Well, first of all i always like to refactor this kind of code. If i can, i extract part of expression to the variable (or function, whichever suites best), then you can make more sense to the code itself, and you would'nt need to make such a mess
bool isOldDay(int someFactor)
{
if(someFactor instanceof oldDay)
{
return true;
}
return false;
}
var today = new Date();
var particularFactor = today/millisecondsPerDay;
var someFactor = particularFactor % 75
var day = new Day(someFactor);
if(!isOldDay(day)) //Do something
EDIT: By the way if you want to do something without parentheses you can try something like this: Reverse Polish Notation
Which you can make 5 + ((1 + 2) * 4) − 3 into this thing : 5 1 2 + 4 * + 3 - .Of course this form may be very close to stack representation of calculations in compilators.
If i follow:
var a = new Date() / millisecondsPerDay) % 75
var newDay = new Day(a);
if (! newDay instanceof oldDay) {
//do something
}
If you can't read an inline logic... just put it on multiple line! ;-)
That many parens is a pretty good indication that
The author doesn't understand the operator precedence of the language. For instance, you've wrapped a constructor invocation new Date() in a completely redundant set of parentheses (new Date()). Unless your language is different than any normal language, that prefix new operator is going to bind tighter than almost any other operator.

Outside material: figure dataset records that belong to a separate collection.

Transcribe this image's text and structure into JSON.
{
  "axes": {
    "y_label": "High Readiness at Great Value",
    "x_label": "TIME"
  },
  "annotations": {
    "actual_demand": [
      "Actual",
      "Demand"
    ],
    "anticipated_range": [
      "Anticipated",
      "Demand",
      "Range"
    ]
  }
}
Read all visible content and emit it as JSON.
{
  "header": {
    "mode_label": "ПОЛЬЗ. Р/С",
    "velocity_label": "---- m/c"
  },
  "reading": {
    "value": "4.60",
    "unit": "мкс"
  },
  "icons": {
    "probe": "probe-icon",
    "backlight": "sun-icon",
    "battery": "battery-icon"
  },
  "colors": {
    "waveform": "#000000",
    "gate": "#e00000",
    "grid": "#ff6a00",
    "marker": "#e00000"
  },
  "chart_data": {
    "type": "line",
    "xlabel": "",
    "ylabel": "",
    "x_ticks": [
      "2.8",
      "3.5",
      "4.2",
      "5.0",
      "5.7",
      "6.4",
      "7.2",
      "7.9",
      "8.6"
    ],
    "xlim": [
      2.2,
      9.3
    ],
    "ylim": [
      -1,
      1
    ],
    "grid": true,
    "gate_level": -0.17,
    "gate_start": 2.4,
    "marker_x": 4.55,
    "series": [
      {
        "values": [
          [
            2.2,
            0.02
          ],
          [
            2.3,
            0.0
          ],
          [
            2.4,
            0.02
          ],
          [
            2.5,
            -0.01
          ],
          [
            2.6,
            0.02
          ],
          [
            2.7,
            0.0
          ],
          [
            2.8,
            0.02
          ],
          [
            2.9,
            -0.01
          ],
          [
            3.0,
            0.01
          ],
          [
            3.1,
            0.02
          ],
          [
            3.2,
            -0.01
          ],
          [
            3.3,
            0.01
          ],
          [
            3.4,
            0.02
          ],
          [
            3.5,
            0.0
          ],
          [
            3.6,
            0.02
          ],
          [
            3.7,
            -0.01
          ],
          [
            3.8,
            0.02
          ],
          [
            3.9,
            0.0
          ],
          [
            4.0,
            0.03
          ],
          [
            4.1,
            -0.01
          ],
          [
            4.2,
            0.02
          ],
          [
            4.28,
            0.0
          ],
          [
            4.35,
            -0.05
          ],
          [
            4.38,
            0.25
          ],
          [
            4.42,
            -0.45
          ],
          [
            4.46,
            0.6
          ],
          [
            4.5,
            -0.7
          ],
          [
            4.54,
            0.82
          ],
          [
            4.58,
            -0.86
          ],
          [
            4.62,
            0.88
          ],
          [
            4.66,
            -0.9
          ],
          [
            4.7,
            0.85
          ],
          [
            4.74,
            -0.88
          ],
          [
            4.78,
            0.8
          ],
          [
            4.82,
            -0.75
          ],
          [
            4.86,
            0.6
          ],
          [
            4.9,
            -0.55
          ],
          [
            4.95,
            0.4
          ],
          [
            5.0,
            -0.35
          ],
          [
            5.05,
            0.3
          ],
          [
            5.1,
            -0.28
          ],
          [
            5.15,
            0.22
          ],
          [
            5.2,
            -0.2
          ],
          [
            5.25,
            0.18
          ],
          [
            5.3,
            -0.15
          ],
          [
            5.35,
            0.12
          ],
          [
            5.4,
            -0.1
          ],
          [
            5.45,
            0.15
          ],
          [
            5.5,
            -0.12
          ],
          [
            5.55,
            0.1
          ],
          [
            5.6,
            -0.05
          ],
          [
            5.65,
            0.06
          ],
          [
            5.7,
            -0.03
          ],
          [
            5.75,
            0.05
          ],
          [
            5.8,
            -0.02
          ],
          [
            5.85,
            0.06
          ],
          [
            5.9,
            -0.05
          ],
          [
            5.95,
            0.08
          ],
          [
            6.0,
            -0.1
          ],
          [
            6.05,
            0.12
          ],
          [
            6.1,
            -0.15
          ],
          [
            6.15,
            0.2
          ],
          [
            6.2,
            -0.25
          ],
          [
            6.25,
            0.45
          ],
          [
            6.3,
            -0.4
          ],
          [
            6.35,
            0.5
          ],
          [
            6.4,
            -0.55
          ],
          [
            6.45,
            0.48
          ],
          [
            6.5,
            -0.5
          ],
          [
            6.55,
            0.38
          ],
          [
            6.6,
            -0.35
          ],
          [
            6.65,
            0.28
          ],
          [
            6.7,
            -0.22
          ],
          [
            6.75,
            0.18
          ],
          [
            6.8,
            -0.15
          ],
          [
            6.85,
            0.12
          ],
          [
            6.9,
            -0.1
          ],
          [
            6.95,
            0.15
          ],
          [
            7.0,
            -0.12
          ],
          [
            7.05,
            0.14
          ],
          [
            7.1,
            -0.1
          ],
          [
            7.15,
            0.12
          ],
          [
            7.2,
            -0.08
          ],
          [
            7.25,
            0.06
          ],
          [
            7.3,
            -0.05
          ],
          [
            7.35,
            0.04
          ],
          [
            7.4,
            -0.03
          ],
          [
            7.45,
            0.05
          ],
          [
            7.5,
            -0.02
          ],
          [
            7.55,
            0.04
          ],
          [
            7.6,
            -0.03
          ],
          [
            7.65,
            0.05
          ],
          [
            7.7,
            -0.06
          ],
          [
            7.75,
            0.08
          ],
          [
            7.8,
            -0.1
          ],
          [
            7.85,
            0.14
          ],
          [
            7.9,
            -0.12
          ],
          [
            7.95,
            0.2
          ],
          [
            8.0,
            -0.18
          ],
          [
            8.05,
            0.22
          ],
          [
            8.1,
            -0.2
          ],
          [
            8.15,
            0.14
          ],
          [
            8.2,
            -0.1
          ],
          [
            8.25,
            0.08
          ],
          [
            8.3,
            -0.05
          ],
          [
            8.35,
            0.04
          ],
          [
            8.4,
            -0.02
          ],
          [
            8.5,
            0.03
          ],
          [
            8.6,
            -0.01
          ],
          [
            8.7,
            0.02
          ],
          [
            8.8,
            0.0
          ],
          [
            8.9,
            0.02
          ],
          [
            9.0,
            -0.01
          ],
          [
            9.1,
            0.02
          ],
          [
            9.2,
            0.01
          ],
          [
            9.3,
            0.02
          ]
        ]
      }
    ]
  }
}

The author doesn't care about understandability.
Make it more understandable, testable and maintainable. Somebody down the line (who might well be you, will thank you for it...or curse you for not doing so).
Some hints:
Understand your language's operator precedence. Don't add parentheses without good reason. Somebody who does understand operator precedence has to spend some time figuring out why you put those parens in: are you doing something non-obvious here?
Break the expression up. Use stack space (it's cheap).
Compute each simple subexpression as an independent local variable, building on the previous ones.
make the variable names reflect what they represent.
Then test only the final temporary. In your case, that looks to be a boolean.
Writing code like that makes it easy to under stand (there are no complex expression), it makes it easy to test (simple expressions is much easier to check for correctness). It makes it easier to identify/locate problems.
I would say the answer to this is NO, because the whole point of all those parentheses is to avoid ambiguity in the expression. If you remove them, the expression may not be evaluated in the way that you think it will.
Ergo, if there was such a construct as <> to fix/add your missing parens, if may not add them in the place you were expecting it to.
Simple example (as if it were needed):
(90 / 100 - 1)
...will evaluate to either...
((90 / 100) - 1) // = -0.1
...or...
(90 / (100 - 1)) // = 0.90909090...
... and you have no real way to know which one it will be.
The only alternative is to move some of the parts outside your expression, store the results in variables so you can evaluate less in your expression.